If you can’t find a group locally that suits you, online divorce support groups are another option. Look for a group offering meetings that are specifically for divorce recovery. While there may be general groups that address all sorts of relationship-related issues, you may benefit much more from a group that focuses on divorce recovery. A group offering other counseling services at the same time might not be able to provide the same divorce-specific help that you need. Being able to talk with people who are also surviving divorce is much more beneficial for divorce recovery.

Getting individual help

If you're not quite sure about group therapy, then you may want to start out with individual therapy. You can also try using individual or couple’s therapy alongside group therapy. 

If you’re interested in trying individual or couple’s therapy, you can check out an online therapy platform like Regain. They offer online psychotherapy services from licensed therapists, which allow you to access therapy services from the comfort of your home. Many people find that it’s easier to discuss sensitive subjects like divorce in an online setting because they feel more in-control of the process. Additionally, scheduling online sessions can be easier, and it’s often more affordable than in-person therapy.  

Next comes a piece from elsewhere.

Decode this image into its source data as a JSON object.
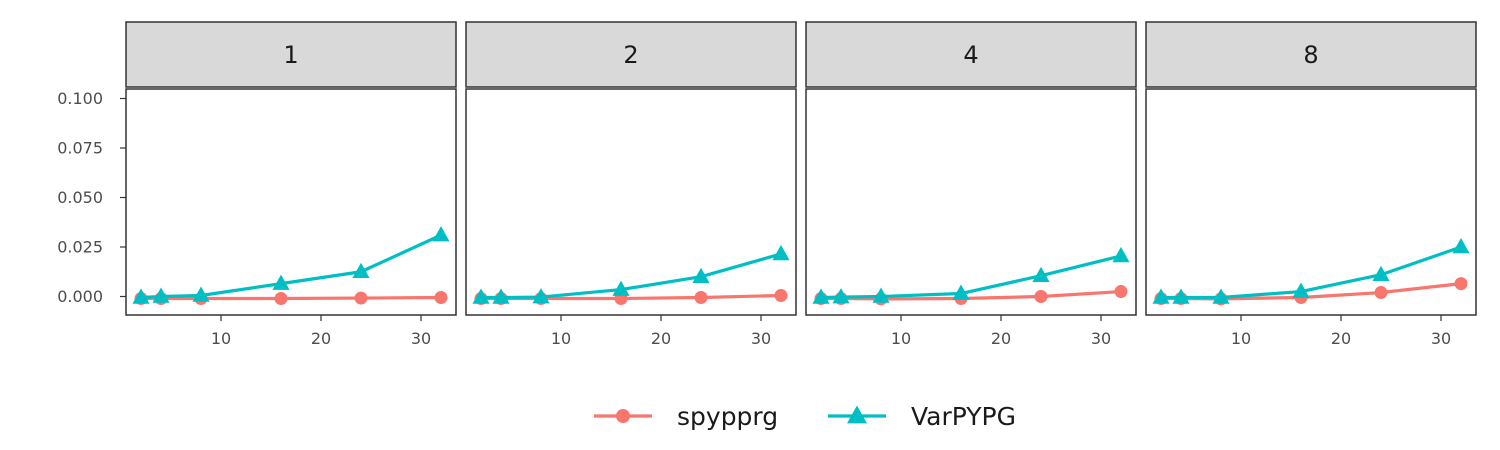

Online support has helped many individuals cope with going through a divorce, along with many other mental health challenges. Research has found that online therapy, and specifically cognitive behavioral therapy, can be just as effective as in-person therapy. With online therapy, you can find help whether you're located in a large, urban area or a small, rural area.

Takeaway

No matter what you decide to do, it's important that you at least look at your options. Getting therapy after a divorce can be an important step and may help you move on with your life. Even those who filed for the divorce themselves will often have second thoughts or will experience emotions that they need to process. By attending therapy, you can work through those things so you're able to move on with whatever you have planned next.